Marilyn Monroe, actrice, mannequin et considérée comme un sex-symbol par l’Amérique entière, commence sa carrière mondiale. Entre excès en tout genre, sexe, drogue, alcool, cinéma et dépression, l’actrice livre sa vie entière mouvementée.

Blonde est l’adaptation attendue et redoutée du roman éponyme de Joyce Carol Oates publié en 2000. Il s’agit d’un des plus grands succès de l’autrice qui y livrait là une projection, une interprétation plus qu’une biographie, de la star hollywoodienne Marilyn Monroe. Détestés par les exégètes et fans pointilleux de Marilyn Monroe, le roman est fascinant par le portrait en creux vulnérable et torturé qu’il offre de l’icône. Cette démarche de déconstruction et d’humanisation du mythe rejoint en tout point les thèmes courant dans la courte mais passionnante filmographie d’Andrew Dominik. Chopper (2000) détournait le biopic d’un criminel médiatique australien pour aller vers autre chose, L’Assassinat de Jesse James par le lâche Robert Ford (2007) faisait d’un évènement mythologique de l’Ouest une oraison funèbre et Cogan: Killing Them Softly (2012) était un détournement total des archétypes du film criminel et de mafia à l’aune du cynisme moderne. Dominik envisage d’adapter le roman dès la publication mais les droits sont alors détenus par la chaîne CBS qui en tirera un téléfilm en 2001. Dix ans plus tard les droits se libèrent et Dominik relance le projet pour lequel il pense à Naomi Watts puis Jessica Chastain en Marilyn, mais faute de financement cela n’aboutira pas non plus. Il faudra attendre 2016 avec l’annonce du concours de Netflix, puis 2019 et l’engagement d’Ana de Armas dans le rôle-titre pour qu’enfin le film soit sur les rails.

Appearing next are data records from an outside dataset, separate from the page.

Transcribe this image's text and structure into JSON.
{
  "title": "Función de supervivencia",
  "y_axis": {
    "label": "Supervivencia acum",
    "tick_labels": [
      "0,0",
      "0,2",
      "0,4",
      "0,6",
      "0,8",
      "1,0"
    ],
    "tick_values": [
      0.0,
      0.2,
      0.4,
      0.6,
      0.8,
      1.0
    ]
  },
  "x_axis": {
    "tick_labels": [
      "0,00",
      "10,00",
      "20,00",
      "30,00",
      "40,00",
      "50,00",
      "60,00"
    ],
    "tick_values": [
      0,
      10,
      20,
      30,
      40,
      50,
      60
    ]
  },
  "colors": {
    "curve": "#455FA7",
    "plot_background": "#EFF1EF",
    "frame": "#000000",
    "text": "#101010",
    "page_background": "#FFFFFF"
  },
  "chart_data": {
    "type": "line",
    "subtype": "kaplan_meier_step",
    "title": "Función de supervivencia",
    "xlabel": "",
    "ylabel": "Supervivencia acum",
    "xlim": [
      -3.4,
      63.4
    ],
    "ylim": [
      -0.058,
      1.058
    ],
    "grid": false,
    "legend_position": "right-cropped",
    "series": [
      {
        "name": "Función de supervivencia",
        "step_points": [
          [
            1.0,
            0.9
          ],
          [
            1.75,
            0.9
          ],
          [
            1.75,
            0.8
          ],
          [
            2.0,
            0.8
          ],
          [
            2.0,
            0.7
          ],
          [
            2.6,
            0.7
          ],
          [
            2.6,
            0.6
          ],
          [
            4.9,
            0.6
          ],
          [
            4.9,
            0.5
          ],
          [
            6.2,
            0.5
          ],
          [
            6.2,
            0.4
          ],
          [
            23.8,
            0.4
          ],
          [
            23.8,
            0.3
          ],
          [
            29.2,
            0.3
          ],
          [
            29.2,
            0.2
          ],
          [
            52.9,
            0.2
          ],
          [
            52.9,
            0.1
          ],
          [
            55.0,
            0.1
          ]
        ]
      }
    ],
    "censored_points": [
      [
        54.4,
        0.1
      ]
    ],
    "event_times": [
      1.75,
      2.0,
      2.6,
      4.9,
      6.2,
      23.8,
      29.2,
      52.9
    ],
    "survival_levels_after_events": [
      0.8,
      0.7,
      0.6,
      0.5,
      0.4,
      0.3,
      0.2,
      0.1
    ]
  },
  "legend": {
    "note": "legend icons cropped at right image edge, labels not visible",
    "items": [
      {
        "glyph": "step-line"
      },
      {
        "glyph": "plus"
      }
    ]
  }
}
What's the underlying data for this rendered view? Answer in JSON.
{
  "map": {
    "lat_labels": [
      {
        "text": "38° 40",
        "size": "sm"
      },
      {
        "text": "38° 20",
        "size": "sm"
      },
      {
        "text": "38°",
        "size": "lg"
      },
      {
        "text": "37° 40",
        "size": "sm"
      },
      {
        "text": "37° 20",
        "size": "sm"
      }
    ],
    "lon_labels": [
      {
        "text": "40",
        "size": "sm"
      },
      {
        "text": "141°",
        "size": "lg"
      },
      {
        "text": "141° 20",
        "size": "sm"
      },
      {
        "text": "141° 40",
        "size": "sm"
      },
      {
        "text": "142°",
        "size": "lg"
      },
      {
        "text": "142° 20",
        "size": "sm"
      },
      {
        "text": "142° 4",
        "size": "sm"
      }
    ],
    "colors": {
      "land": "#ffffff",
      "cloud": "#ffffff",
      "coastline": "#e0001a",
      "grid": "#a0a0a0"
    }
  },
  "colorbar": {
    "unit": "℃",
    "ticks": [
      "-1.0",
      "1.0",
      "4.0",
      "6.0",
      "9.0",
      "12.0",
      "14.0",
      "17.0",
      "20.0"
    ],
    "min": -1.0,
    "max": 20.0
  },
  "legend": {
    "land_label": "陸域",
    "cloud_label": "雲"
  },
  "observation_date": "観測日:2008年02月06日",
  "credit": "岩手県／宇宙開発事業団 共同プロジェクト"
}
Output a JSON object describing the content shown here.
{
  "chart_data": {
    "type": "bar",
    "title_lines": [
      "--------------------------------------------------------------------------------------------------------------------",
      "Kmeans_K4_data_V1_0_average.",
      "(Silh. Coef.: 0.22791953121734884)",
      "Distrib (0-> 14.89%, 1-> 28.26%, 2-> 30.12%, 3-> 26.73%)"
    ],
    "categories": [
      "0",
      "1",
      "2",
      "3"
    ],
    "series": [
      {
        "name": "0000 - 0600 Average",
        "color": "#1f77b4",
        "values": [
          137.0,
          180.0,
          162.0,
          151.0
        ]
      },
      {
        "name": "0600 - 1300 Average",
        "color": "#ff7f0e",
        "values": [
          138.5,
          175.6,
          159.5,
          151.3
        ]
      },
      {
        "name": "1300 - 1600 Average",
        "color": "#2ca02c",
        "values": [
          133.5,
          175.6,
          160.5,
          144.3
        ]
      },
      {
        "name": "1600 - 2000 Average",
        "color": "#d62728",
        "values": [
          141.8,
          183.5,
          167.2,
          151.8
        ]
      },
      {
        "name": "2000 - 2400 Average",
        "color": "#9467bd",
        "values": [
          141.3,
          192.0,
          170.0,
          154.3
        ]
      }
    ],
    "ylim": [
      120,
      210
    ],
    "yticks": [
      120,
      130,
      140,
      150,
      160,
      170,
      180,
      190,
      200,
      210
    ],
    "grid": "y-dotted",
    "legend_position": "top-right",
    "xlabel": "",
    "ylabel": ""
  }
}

La profonde fragilité et douceur que dégage Marilyn Monroe dans ses meilleures prestations ont un effet singulier chez le spectateur. Le néophyte ressent même inconsciemment qu’il y a quelque chose au-delà du jeu qui se révèle dans ce qu’exprime l’actrice, et le connaisseur sait exactement quels rapprochements biographiques faire pour relier la force de la performance à ce qui se rattache au passé ou présent douloureux de Marilyn Monroe. C’est précisément l’approche d’Andrew Dominik qui dresse dans sa narration un véritable tissu mental entre les maux de Norma Jean et la projection glamour qu’est Marilyn Monroe, chacune étant à tour de rôle une malédiction pour l’autre. Dominik ne recherche pas la subtilité dans ce parti-pris, mais une totale immersion dans le versant le plus douloureux de la psyché de Marilyn par ses idées formelles. Dès la scène d’ouverture où la petite Norma Jean subit les maltraitances d’une mère (Julianne Nicholson) mentalement instable, les enjeux sont posés. Pour sa mère, Norma Jean est le souvenir et symbole de l’amant qui l’a abandonnée et elle va entretenir chez sa fille un rapport à ce père absent qui se prolongera dans le choix des hommes de sa vie. La seule manifestation de ce père s’incarne par la photo d’un homme (qui dans la réalité ressemblait à Clark Gable avec lequel Marilyn jouera plus tard dans Les Désaxés (1960)) que sa mère a rencontré lorsqu’elle travaillait dans les studios. Dès lors la suite douloureuse est annoncée par la scène où en plein incendie californien, la mère fonce en voiture vers Laurel Canyon avec le panneau et les collines hollywoodiennes en perspectives. Cette quête du père se fera donc par le prisme de la facticité du monde du cinéma et sera un enfer intime représenté par les flammes.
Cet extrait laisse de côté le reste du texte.